Zadał sobie pytanie, czy było inaczej. Czy było tak, jak zdążyła przy powitaniu nadmienić właścicielka lokalu - że wyglądał weselej, tak z twarzy.
Miewał wrażenie, iż to wchodzi w rachubę.
A przecież jak zwykle skierował twarz w stronę okna, ażeby zerkać na ludzi, pozbawionych w jego odbiorze cech charakterystycznych, jak na niezbyt ciekawy film.
Tak, jak zwykle, w tłumnie tym niemniej pojawiła się znajoma osoba. W krótkiej chwili Shigeru złamał wszystkie zasady dotyczące ceremoniału samotnego picia herbaty.
Zostawiając swoje rzeczy, gdzie były, wykaraskał się w pośpiechu na ulicę, by na dystansie kilku metrów dogonić spostrzeżonego blondyna.
Kentarou odwrócił się, gdy położono mu dłoń na ramieniu.
- Cześć - odparł, gdy tylko jego oczy skrzyżowały się z orzechem tęczówek Yahaby.
- Cześć - odpowiedział schematycznie rozgrywający, na początek, gładko jednak, z półuśmieszkiem przeszedł do tego, co naprawdę zaprzątało mu głowę. - Masz może wolną chwilę?
- Nie - wyraził się w pośpiechu Kyoutani.
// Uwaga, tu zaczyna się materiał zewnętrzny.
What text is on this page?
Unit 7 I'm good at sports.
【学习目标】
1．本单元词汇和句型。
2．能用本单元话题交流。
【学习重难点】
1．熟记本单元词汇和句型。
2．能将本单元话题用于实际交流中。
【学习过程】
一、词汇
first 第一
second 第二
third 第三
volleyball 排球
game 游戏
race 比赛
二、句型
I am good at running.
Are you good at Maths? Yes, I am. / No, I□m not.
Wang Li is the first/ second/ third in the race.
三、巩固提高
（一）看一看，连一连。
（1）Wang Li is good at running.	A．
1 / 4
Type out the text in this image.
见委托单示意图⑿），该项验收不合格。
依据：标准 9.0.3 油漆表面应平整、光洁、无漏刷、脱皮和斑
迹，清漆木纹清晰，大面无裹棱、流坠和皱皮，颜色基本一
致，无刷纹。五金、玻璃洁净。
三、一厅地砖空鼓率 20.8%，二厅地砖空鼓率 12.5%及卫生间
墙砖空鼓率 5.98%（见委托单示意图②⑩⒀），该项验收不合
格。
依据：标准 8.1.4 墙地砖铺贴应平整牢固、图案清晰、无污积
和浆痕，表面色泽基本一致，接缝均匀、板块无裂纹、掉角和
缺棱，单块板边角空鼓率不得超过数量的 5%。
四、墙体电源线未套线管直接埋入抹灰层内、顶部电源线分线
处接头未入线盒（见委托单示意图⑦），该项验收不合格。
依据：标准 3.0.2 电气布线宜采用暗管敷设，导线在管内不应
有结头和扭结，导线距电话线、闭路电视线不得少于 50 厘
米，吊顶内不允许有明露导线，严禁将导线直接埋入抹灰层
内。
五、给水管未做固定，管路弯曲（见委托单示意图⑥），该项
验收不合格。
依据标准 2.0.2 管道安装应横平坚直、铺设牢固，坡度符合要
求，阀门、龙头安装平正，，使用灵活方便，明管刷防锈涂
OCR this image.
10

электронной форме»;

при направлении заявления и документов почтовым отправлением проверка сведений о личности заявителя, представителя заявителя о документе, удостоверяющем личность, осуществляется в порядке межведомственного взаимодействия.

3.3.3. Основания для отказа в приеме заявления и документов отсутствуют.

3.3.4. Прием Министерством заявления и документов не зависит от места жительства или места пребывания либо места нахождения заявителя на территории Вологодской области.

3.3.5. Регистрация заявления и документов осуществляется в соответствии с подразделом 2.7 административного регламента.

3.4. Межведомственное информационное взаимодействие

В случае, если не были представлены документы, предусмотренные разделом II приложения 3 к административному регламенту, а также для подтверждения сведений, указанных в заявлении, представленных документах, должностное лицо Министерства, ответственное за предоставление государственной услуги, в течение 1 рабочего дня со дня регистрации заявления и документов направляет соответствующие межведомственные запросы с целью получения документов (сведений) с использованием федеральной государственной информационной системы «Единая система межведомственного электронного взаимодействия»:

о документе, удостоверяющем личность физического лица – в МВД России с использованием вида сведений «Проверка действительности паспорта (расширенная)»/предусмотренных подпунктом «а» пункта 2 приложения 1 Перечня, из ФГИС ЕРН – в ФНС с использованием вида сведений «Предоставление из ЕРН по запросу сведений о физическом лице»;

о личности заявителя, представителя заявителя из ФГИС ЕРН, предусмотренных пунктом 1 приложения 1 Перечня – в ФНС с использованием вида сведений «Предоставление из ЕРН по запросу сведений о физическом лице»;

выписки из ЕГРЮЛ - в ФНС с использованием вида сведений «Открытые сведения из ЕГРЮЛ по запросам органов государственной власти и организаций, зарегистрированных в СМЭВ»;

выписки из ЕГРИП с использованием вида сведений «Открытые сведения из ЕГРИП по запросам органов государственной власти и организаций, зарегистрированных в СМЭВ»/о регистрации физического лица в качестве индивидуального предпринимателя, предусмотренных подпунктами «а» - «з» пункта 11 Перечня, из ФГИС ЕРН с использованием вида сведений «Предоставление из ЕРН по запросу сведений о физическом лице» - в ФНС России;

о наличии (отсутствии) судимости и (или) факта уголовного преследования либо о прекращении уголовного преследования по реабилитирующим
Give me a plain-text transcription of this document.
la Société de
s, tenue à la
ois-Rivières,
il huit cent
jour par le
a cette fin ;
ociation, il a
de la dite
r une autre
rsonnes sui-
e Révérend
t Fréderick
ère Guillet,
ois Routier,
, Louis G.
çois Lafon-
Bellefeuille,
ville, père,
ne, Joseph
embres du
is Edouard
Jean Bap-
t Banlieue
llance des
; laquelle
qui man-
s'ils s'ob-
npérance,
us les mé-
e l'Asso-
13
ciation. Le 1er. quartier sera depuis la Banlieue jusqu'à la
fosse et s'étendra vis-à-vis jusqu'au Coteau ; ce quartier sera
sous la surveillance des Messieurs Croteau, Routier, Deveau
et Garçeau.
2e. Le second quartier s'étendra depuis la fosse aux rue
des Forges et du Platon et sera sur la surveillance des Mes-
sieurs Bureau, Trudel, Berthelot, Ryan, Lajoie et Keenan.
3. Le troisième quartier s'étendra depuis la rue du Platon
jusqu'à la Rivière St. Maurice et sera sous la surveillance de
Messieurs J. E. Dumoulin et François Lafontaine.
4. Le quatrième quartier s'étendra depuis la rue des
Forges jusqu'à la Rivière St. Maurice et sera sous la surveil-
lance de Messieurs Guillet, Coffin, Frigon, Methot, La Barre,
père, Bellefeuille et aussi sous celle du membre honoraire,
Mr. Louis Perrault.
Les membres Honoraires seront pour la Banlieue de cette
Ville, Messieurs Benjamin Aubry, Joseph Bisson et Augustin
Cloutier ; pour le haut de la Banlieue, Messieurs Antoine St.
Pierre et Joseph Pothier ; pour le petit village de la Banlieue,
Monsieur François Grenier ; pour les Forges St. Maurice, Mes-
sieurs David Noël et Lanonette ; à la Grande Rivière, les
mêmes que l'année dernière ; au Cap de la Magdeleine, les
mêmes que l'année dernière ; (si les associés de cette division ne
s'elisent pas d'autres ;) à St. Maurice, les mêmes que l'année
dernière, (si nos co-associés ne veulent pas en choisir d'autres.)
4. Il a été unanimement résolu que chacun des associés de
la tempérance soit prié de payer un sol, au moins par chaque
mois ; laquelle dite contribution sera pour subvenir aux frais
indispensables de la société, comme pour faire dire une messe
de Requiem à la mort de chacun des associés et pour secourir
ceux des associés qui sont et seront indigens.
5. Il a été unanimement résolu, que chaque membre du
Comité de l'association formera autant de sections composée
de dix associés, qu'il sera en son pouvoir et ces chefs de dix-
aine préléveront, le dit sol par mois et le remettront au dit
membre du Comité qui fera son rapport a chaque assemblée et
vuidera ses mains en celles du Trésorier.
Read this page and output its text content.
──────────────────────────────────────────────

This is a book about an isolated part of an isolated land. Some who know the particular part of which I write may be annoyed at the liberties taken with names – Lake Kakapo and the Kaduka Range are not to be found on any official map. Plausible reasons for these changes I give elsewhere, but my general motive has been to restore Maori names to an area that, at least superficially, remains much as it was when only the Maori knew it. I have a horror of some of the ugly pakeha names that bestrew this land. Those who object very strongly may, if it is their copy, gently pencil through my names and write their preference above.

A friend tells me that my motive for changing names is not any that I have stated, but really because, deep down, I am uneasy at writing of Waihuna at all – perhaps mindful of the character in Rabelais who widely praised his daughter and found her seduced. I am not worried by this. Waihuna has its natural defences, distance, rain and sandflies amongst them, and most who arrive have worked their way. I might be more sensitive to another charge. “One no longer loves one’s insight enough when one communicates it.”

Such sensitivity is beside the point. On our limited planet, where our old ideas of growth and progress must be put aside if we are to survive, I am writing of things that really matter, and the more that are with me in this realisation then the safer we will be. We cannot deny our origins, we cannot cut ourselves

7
A kiedy zabolało go patrzenie na zawiedzioną facjatę naprzeciw siebie, dodał jeszcze spóźnione "przepraszam, muszę już iść". Potem już się odwrócił.
A/N
Jeszcze się ze sobą kryzysuję i raczej jeszcze będę. Zdołałam jednakowoż przynajmniej napisać rozdział. Czyli... nieźle.